Hinweis: Dieser Beitrag ist auch auf Aberdeens "Thinking aloud"-Plattform verfügbar.
This week we saw further trade-tariff tit-for-tat. Meanwhile, Bayer was handed a hefty bill and Vodafone shareholders counted the cost of 5G.
New economic data from China showed a deterioration. Industrial output, retail sales and fixed-asset investment for April were all below forecasts and weaker than March’s figures. It’s likely the Chinese authorities will respond with further stimulus measures and monetary support, particularly as higher US trade tariffs have still to take effect.
On that note, China retaliated by ramping up its own tariffs on $60 billion of US imports. Meanwhile, on grounds of national security, President Trump this week signed an executive order banning US firms from buying telecoms equipment from Huawei and ZTE, and from selling them US technology. Market volatility spiked in response. However, investors are still failing to price in any escalation of the issue.
Squaring up to Roundup,
Most of us have made purchases we’ve later regretted – but hopefully, on a smaller scale than Bayer. The German pharmaceuticals giant fought long and hard to acquire US chemicals business Monsanto, eventually sealing the deal in 2016 for US$66 billion.
Now the acquisition is shaping up to become one of corporate history’s most disastrous, as damages linked to Monsanto’s weedkiller Roundup start to mount.
This week, a jury in California awarded over US$2billion to a couple who claimed Roundup caused their cancer. The magnitude of the award portends the massive bill Bayer could eventually owe, with over 13,400 plaintiffs poised to bring similar lawsuits in the US alone. Bayer will appeal the ruling, as it has done in two previous cases.
Bayer’s shareholders are squaring up for a confrontation with management. Their anger appears justified. Bayer’s share price has lost over 45% in the past year.
The US S&P 500 Index returned -0.2% over the week to Thursday’s close.
Vodafone did something every income investor feared, and cut its dividend – by a hefty 40%. Some analysts seemed sympathetic to the view that Vodafone’s management can find better uses for cash than returning it to shareholders. Indeed, there have been loud calls for increased capital investment or balance sheet bolstering, in preference to dividends or buybacks. Vodafone is doing both: investing in its 5G network and raising $2.2billion through the sale of its New Zealand operations. Nevertheless, over the week to Thursday’s close, Vodafone shares dropped 10.2%.
Music to their ears
This week, we saw a heartening case of employee loyalty being rewarded.
Julian Richer, owner of UK hi-fi and TV chain Richer Sounds, announced he was handing control of the business to the firm’s 531 employees. Most of the staff will also receive cash bonuses of £1,000 for each year of service to thank them for their loyalty and hard work.
Richer Sounds is one of the UK’s largest firms to embrace employee ownership.

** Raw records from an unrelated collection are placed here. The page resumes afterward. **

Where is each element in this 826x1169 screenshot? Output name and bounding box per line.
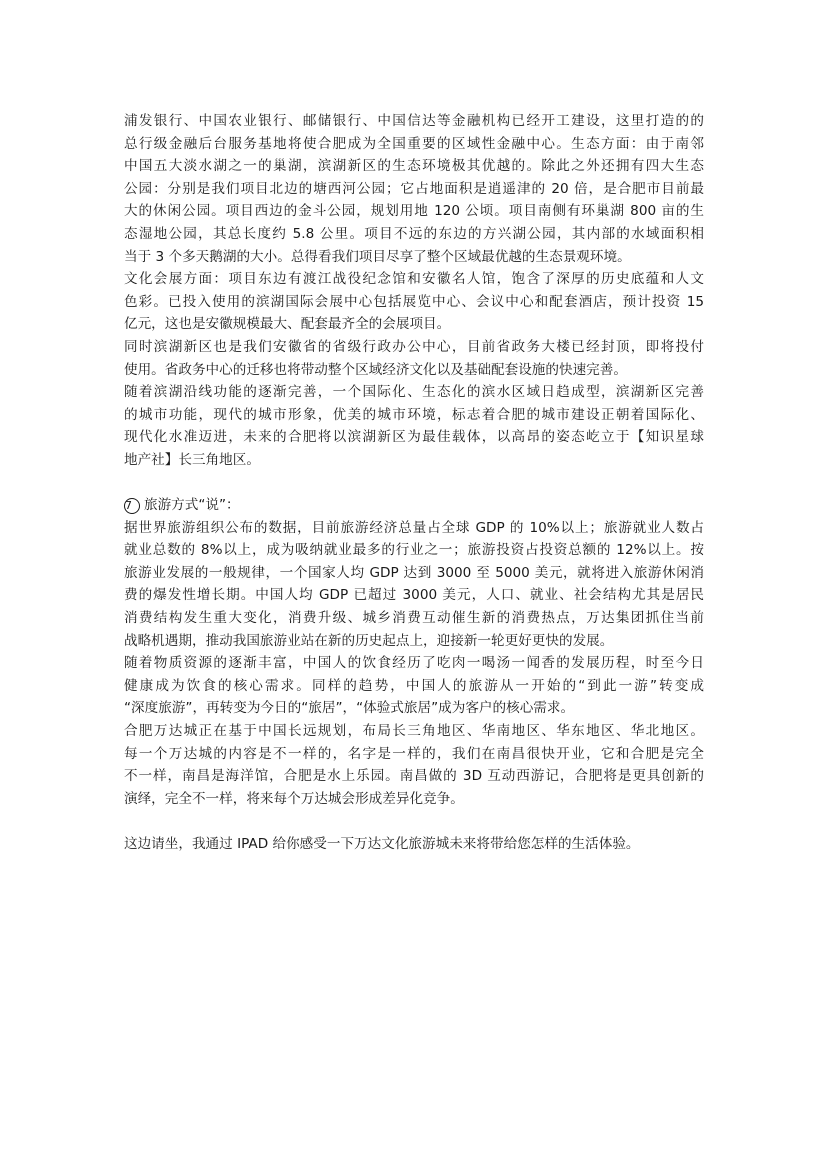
text-line: 地产社】长三角地区。 xyxy=(124,451,260,468)
paragraph-tourism-statistics xyxy=(124,517,704,653)
text-line: 现代化水准迈进，未来的合肥将以滨湖新区为最佳载体，以高昂的姿态屹立于【知识星球 xyxy=(124,429,704,446)
text-line: 中国五大淡水湖之一的巢湖，滨湖新区的生态环境极其优越的。除此之外还拥有四大生态 xyxy=(124,158,704,175)
text-line: 据世界旅游组织公布的数据，目前旅游经济总量占全球 GDP 的 10%以上；旅游就业人数占 xyxy=(124,519,704,536)
text-line: 旅游业发展的一般规律，一个国家人均 GDP 达到 3000 至 5000 美元，就将进入旅游休闲消 xyxy=(124,564,704,581)
text-line: 费的爆发性增长期。中国人均 GDP 已超过 3000 美元，人口、就业、社会结构尤其是居民 xyxy=(124,587,704,604)
text-line: 就业总数的 8%以上，成为吸纳就业最多的行业之一；旅游投资占投资总额的 12%以上。按 xyxy=(124,542,704,559)
paragraph-culture-exhibition xyxy=(124,268,704,336)
text-line: 公园：分别是我们项目北边的塘西河公园；它占地面积是逍遥津的 20 倍，是合肥市目前最 xyxy=(124,180,704,197)
text-line: 的城市功能，现代的城市形象，优美的城市环境，标志着合肥的城市建设正朝着国际化、 xyxy=(124,406,704,423)
text-line: 总行级金融后台服务基地将使合肥成为全国重要的区域性金融中心。生态方面：由于南邻 xyxy=(124,135,704,152)
section-heading xyxy=(124,494,704,517)
text-line: 健康成为饮食的核心需求。同样的趋势，中国人的旅游从一开始的“到此一游”转变成 xyxy=(124,677,704,694)
circled-number-marker: 7 xyxy=(124,498,140,514)
text-line: 随着滨湖沿线功能的逐渐完善，一个国际化、生态化的滨水区域日趋成型，滨湖新区完善 xyxy=(124,384,704,401)
paragraph-government-center xyxy=(124,336,704,381)
text-line: 使用。省政务中心的迁移也将带动整个区域经济文化以及基础配套设施的快速完善。 xyxy=(124,361,627,378)
section-heading-text: 旅游方式“说”： xyxy=(144,497,240,514)
text-line: 随着物质资源的逐渐丰富，中国人的饮食经历了吃肉一喝汤一闻香的发展历程，时至今日 xyxy=(124,655,704,672)
text-line: 战略机遇期，推动我国旅游业站在新的历史起点上，迎接新一轮更好更快的发展。 xyxy=(124,632,614,649)
text-line: 态湿地公园，其总长度约 5.8 公里。项目不远的东边的方兴湖公园，其内部的水域面积相 xyxy=(124,225,704,242)
text-line: 色彩。已投入使用的滨湖国际会展中心包括展览中心、会议中心和配套酒店，预计投资 15 xyxy=(124,293,704,310)
text-line: 消费结构发生重大变化，消费升级、城乡消费互动催生新的消费热点，万达集团抓住当前 xyxy=(124,610,704,627)
blank-line xyxy=(124,810,704,833)
text-line: 大的休闲公园。项目西边的金斗公园，规划用地 120 公顷。项目南侧有环巢湖 800 亩的生 xyxy=(124,203,704,220)
text-line: “深度旅游”，再转变为今日的“旅居”，“体验式旅居”成为客户的核心需求。 xyxy=(124,700,575,717)
document-page xyxy=(124,110,704,856)
text-line: 这边请坐，我通过 IPAD 给你感受一下万达文化旅游城未来将带给您怎样的生活体验。 xyxy=(124,836,640,852)
text-line: 不一样，南昌是海洋馆，合肥是水上乐园。南昌做的 3D 互动西游记，合肥将是更具创新的 xyxy=(124,768,704,785)
blank-line xyxy=(124,472,704,495)
text-line: 文化会展方面：项目东边有渡江战役纪念馆和安徽名人馆，饱含了深厚的历史底蕴和人文 xyxy=(124,271,704,288)
text-line: 合肥万达城正在基于中国长远规划，布局长三角地区、华南地区、华东地区、华北地区。 xyxy=(124,723,704,740)
text-line: 浦发银行、中国农业银行、邮储银行、中国信达等金融机构已经开工建设，这里打造的的 xyxy=(124,113,704,129)
text-line: 演绎，完全不一样，将来每个万达城会形成差异化竞争。 xyxy=(124,790,464,807)
paragraph-closing xyxy=(124,833,704,856)
text-line: 当于 3 个多天鹅湖的大小。总得看我们项目尽享了整个区域最优越的生态景观环境。 xyxy=(124,248,631,265)
paragraph-tourism-trend xyxy=(124,652,704,720)
text-line: 同时滨湖新区也是我们安徽省的省级行政办公中心，目前省政务大楼已经封顶，即将投付 xyxy=(124,338,704,355)
text-line: 每一个万达城的内容是不一样的，名字是一样的，我们在南昌很快开业，它和合肥是完全 xyxy=(124,745,704,762)
paragraph-finance-ecology xyxy=(124,110,704,268)
paragraph-binhu-development xyxy=(124,381,704,471)
text-line: 亿元，这也是安徽规模最大、配套最齐全的会展项目。 xyxy=(124,316,451,333)
paragraph-wanda-city xyxy=(124,720,704,810)
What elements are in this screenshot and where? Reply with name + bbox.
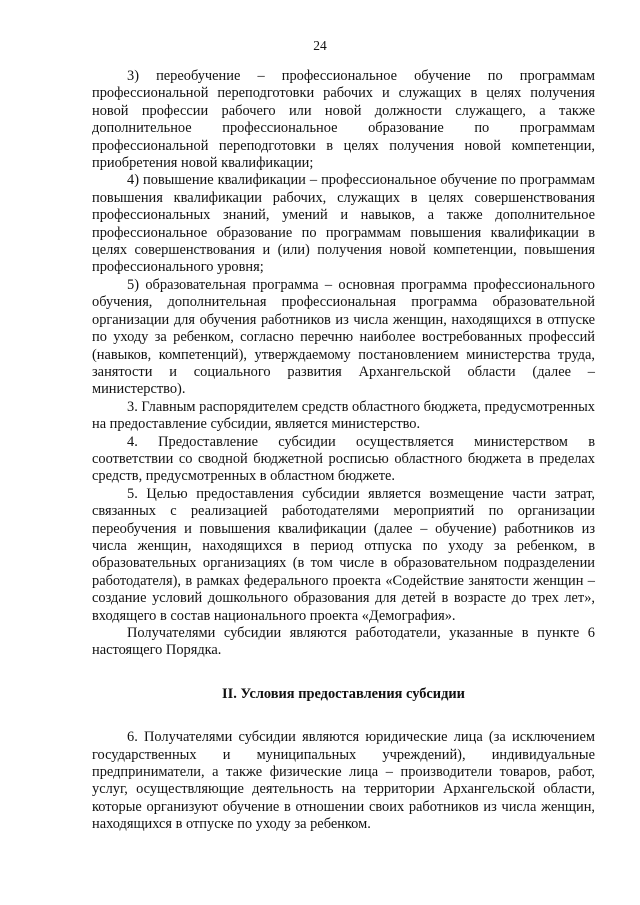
paragraph: 4. Предоставление субсидии осуществляется министерством в соответствии со сводной бюджетной росписью областного бюджета в пределах средств, предусмотренных в областном бюджете.	[92, 433, 595, 485]
paragraph: 4) повышение квалификации – профессиональное обучение по программам повышения квалификации рабочих, служащих в целях совершенствования профессиональных знаний, умений и навыков, а также дополнительное профессиональное образование по программам повышения квалификации в целях совершенствования и (или) получения новой компетенции, повышения профессионального уровня;	[92, 172, 595, 276]
paragraph: 5) образовательная программа – основная программа профессионального обучения, дополнительная профессиональная программа образовательной организации для обучения работников из числа женщин, находящихся в отпуске по уходу за ребенком, согласно перечню наиболее востребованных профессий (навыков, компетенций), утверждаемому постановлением министерства труда, занятости и социального развития Архангельской области (далее – министерство).	[92, 276, 595, 398]
paragraph: 5. Целью предоставления субсидии является возмещение части затрат, связанных с реализацией работодателями мероприятий по организации переобучения и повышения квалификации (далее – обучение) работников из числа женщин, находящихся в период отпуска по уходу за ребенком, в образовательных организациях (в том числе в образовательном подразделении работодателя), в рамках федерального проекта «Содействие занятости женщин – создание условий дошкольного образования для детей в возрасте до трех лет», входящего в состав национального проекта «Демография».	[92, 485, 595, 624]
paragraph: 3. Главным распорядителем средств областного бюджета, предусмотренных на предоставление субсидии, является министерство.	[92, 398, 595, 433]
document-body	[92, 68, 595, 834]
section-heading: II. Условия предоставления субсидии	[222, 685, 465, 702]
paragraph: Получателями субсидии являются работодатели, указанные в пункте 6 настоящего Порядка.	[92, 625, 595, 659]
paragraph: 6. Получателями субсидии являются юридические лица (за исключением государственных и муниципальных учреждений), индивидуальные предприниматели, а также физические лица – производители товаров, работ, услуг, осуществляющие деятельность на территории Архангельской области, которые организуют обучение в отношении своих работников из числа женщин, находящихся в отпуске по уходу за ребенком.	[92, 729, 595, 833]
paragraph: 3) переобучение – профессиональное обучение по программам профессиональной переподготовки рабочих и служащих в целях получения новой профессии рабочего или новой должности служащего, а также дополнительное профессиональное образование по программам профессиональной переподготовки в целях получения новой компетенции, приобретения новой квалификации;	[92, 68, 595, 172]
page-number: 24	[313, 38, 327, 53]
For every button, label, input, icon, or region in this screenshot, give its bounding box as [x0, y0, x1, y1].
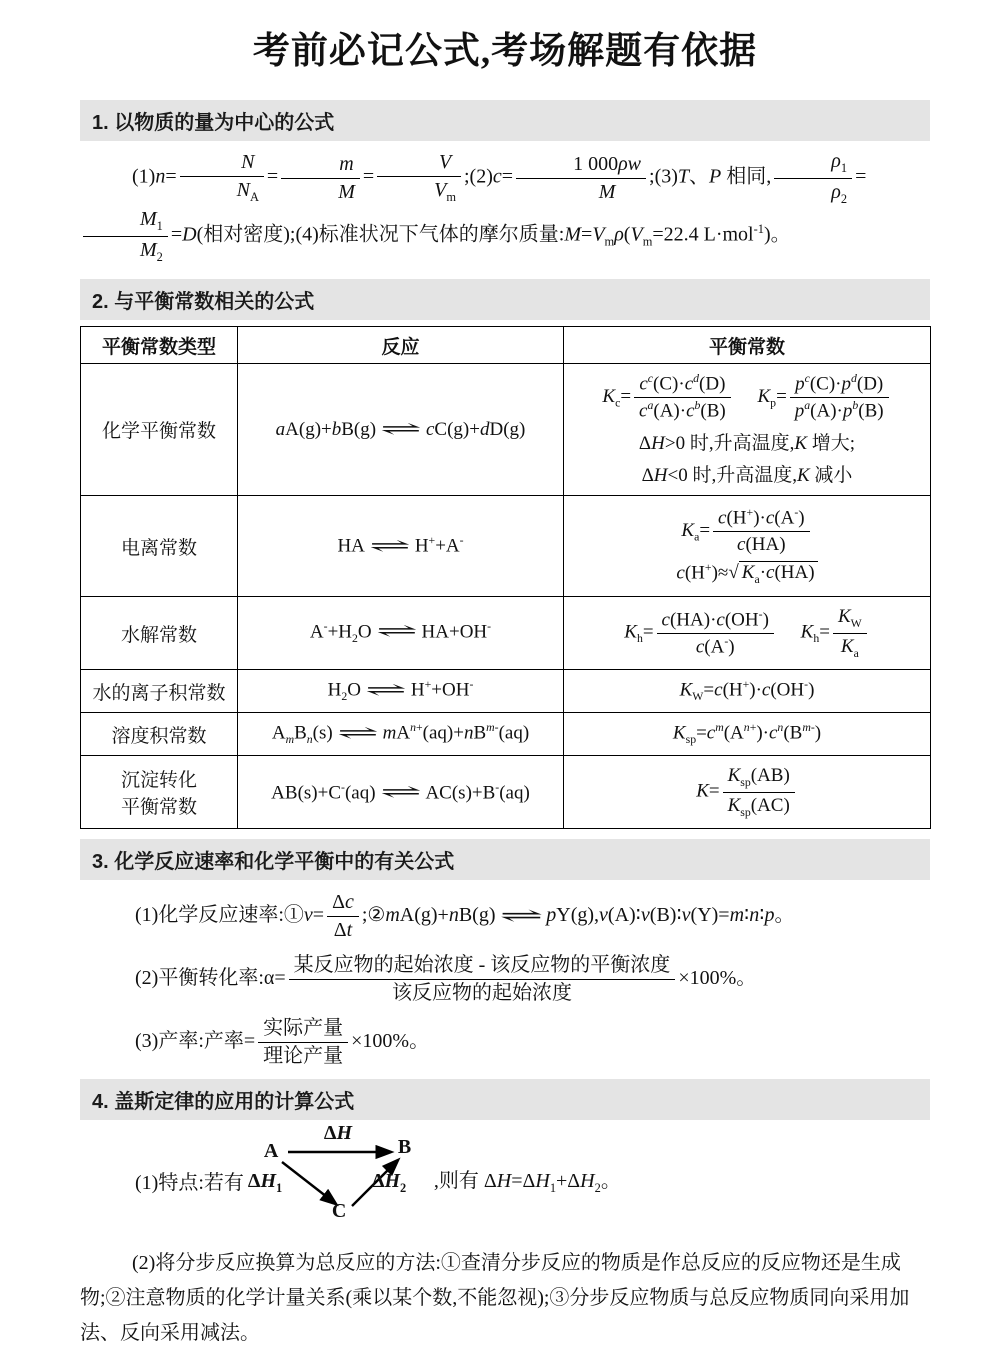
hess-node-a-label: A — [263, 1140, 279, 1163]
col-header-constant: 平衡常数 — [564, 327, 931, 364]
cell-constant: $K_c=$ $\frac{c^c(C)\cdot c^d(D)}{c^a(A)\cdot c^b(B)}$ $K_p=$ $\frac{p^c(C)\cdot p^d(D)}{p^a(A)\cdot p^b(B)}$ ΔH>0 时,升高温度,K 增大; ΔH<0 时,升高温度,K 减小 — [564, 364, 931, 496]
section-2-heading: 2. 与平衡常数相关的公式 — [80, 279, 930, 320]
hess-delta-h1-label: $\Delta H_1$ — [247, 1170, 283, 1196]
hess-delta-h2-label: $\Delta H_2$ — [371, 1170, 407, 1196]
cell-constant: K= $\frac{K_{sp}(AB)}{K_{sp}(AC)}$ — [564, 756, 931, 829]
section-3-heading: 3. 化学反应速率和化学平衡中的有关公式 — [80, 839, 930, 880]
hess-node-b-label: B — [397, 1136, 412, 1159]
cell-reaction: $A^-+H_2O$ ⇌ HA+OH- — [238, 597, 564, 670]
hess-delta-h-label: ΔH — [323, 1122, 352, 1145]
stepwise-method-paragraph: (2)将分步反应换算为总反应的方法:①查清分步反应的物质是作总反应的反应物还是生成物;②注意物质的化学计量关系(乘以某个数,不能忽视);③分步反应物质与总反应物质同向采用加法、反向采用减法。 — [80, 1252, 910, 1345]
cell-constant: $K_h=$ $\frac{c(HA)\cdot c(OH^-)}{c(A^-)}$ $K_h=$ $\frac{K_W}{K_a}$ — [564, 597, 931, 670]
section-1-heading: 1. 以物质的量为中心的公式 — [80, 100, 930, 141]
cell-reaction: aA(g)+bB(g) ⇌ cC(g)+dD(g) — [238, 364, 564, 496]
equilibrium-constants-table — [80, 326, 931, 829]
cell-type: 化学平衡常数 — [81, 364, 238, 496]
hess-suffix-text: ,则有 $\Delta H=\Delta H_1+\Delta H_2$。 — [433, 1170, 621, 1196]
hess-prefix-text: (1)特点:若有 — [135, 1171, 244, 1194]
table-row — [81, 364, 931, 496]
table-row — [81, 713, 931, 756]
table-row — [81, 597, 931, 670]
table-row — [81, 496, 931, 597]
section-1-formulas: (1)n= $\frac{N}{N_A}$ = $\frac{m}{M}$ = $\frac{V}{V_m}$ ;(2)c= $\frac{1 000\rho w}{M}$ ;(3)T、P 相同, $\frac{\rho_1}{\rho_2}$ = $\frac{M_1}{M_2}$ =D(相对密度);(4)标准状况下气体的摩尔质量$:M=V_m\rho(V_m=22.4$ L·mol$^{-1}$)。 — [80, 149, 930, 265]
yield-formula-item: (3)产率:产率= $\frac{\text{实际产量}}{\text{理论产量}}$ ×100%。 — [135, 1017, 430, 1068]
table-row — [81, 756, 931, 829]
cell-type: 溶度积常数 — [81, 713, 238, 756]
cell-reaction: $H_2O$ ⇌ H++OH- — [238, 670, 564, 713]
hess-node-c-label: C — [331, 1200, 347, 1223]
cell-reaction: $A_mB_n(s)$ ⇌ $mA^{n+}(aq)+nB^{m-}(aq)$ — [238, 713, 564, 756]
cell-type: 电离常数 — [81, 496, 238, 597]
cell-type: 水解常数 — [81, 597, 238, 670]
rate-formula-item: (1)化学反应速率:①v= $\frac{\Delta c}{\Delta t}$ ;②mA(g)+nB(g) ⇌ pY(g),v(A)∶v(B)∶v(Y)=m∶n∶p。 — [135, 891, 795, 942]
col-header-reaction: 反应 — [238, 327, 564, 364]
cell-type: 水的离子积常数 — [81, 670, 238, 713]
cell-constant: $K_W=c(H^+)\cdot c(OH^-)$ — [564, 670, 931, 713]
cell-type: 沉淀转化 平衡常数 — [81, 756, 238, 829]
cell-constant: $K_a=$ $\frac{c(H^+)\cdot c(A^-)}{c(HA)}$ c(H+)≈√ $K_a\cdot c(HA)$ — [564, 496, 931, 597]
table-row — [81, 670, 931, 713]
col-header-type: 平衡常数类型 — [81, 327, 238, 364]
section-4-heading: 4. 盖斯定律的应用的计算公式 — [80, 1079, 930, 1120]
hess-feature-line — [80, 1122, 930, 1230]
cell-reaction: HA ⇌ H++A- — [238, 496, 564, 597]
cell-reaction: AB(s)+C-(aq) ⇌ AC(s)+B-(aq) — [238, 756, 564, 829]
table-header-row — [81, 327, 931, 364]
page-title: 考前必记公式,考场解题有依据 — [252, 31, 758, 72]
hess-triangle-diagram — [247, 1122, 430, 1230]
cell-constant: $K_{sp}=c^m(A^{n+})\cdot c^n(B^{m-})$ — [564, 713, 931, 756]
conversion-rate-item: (2)平衡转化率:α= $\frac{\text{某反应物的起始浓度 - 该反应物的平衡浓度}}{\text{该反应物的起始浓度}}$ ×100%。 — [135, 954, 757, 1005]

Others include high-street retailer John Lewis and animation studio Aardman, producer of Wallace and Gromit.
The FTSE All-Share Index rose 1.8% over the week to the close on Thursday.
Respite, not release
Germany’s sputtering economy returned to growth during the first three months of 2019, thanks to a pick-up in construction and consumer spending. However, manufacturing remained in the doldrums and the government cautioned that the economy is vulnerable to trade disputes. The US and China are vital markets for German exporters, and the tariffs are undermining their businesses too.
Germany is Europe’s largest economy and historically has been the region’s primary engine of growth. Given that the country narrowly avoided recession during the last three months of 2018, the figures have been greeted with relief. Not least by the European Central Bank, which will now feel less pressure to provide monetary support to combat slowing global growth.
The FTSE World Europe ex UK Index ended 1.6% higher over the week to Thursday’s close.
And finally… Ewe wouldn’t believe it
In a ploy aimed at pulling the wool over the authorities’ eyes, a French primary school enrolled some local sheep to swell student numbers. The school in the village of Crêts-en-Belledonne at the foot of the Alps, was threatened with class closures as class sizes steadily dwindled.
Lambasting the education department, parents and teachers appealed for the school to remain open. However, officials argued that, while they lamb-ented the situation, student numbers had fallen below the stipulated minimum.
The mayor responded by calling upon a local herder, who brought his flock of sheep to the school. Fifteen of the brightest sheep were registered after showing their birth certificates and, in two shakes of a lamb’s tail, class numbers were back on target.
But it’s still unclear whether education officials will baaaahr the new joiners from taking up their places in class.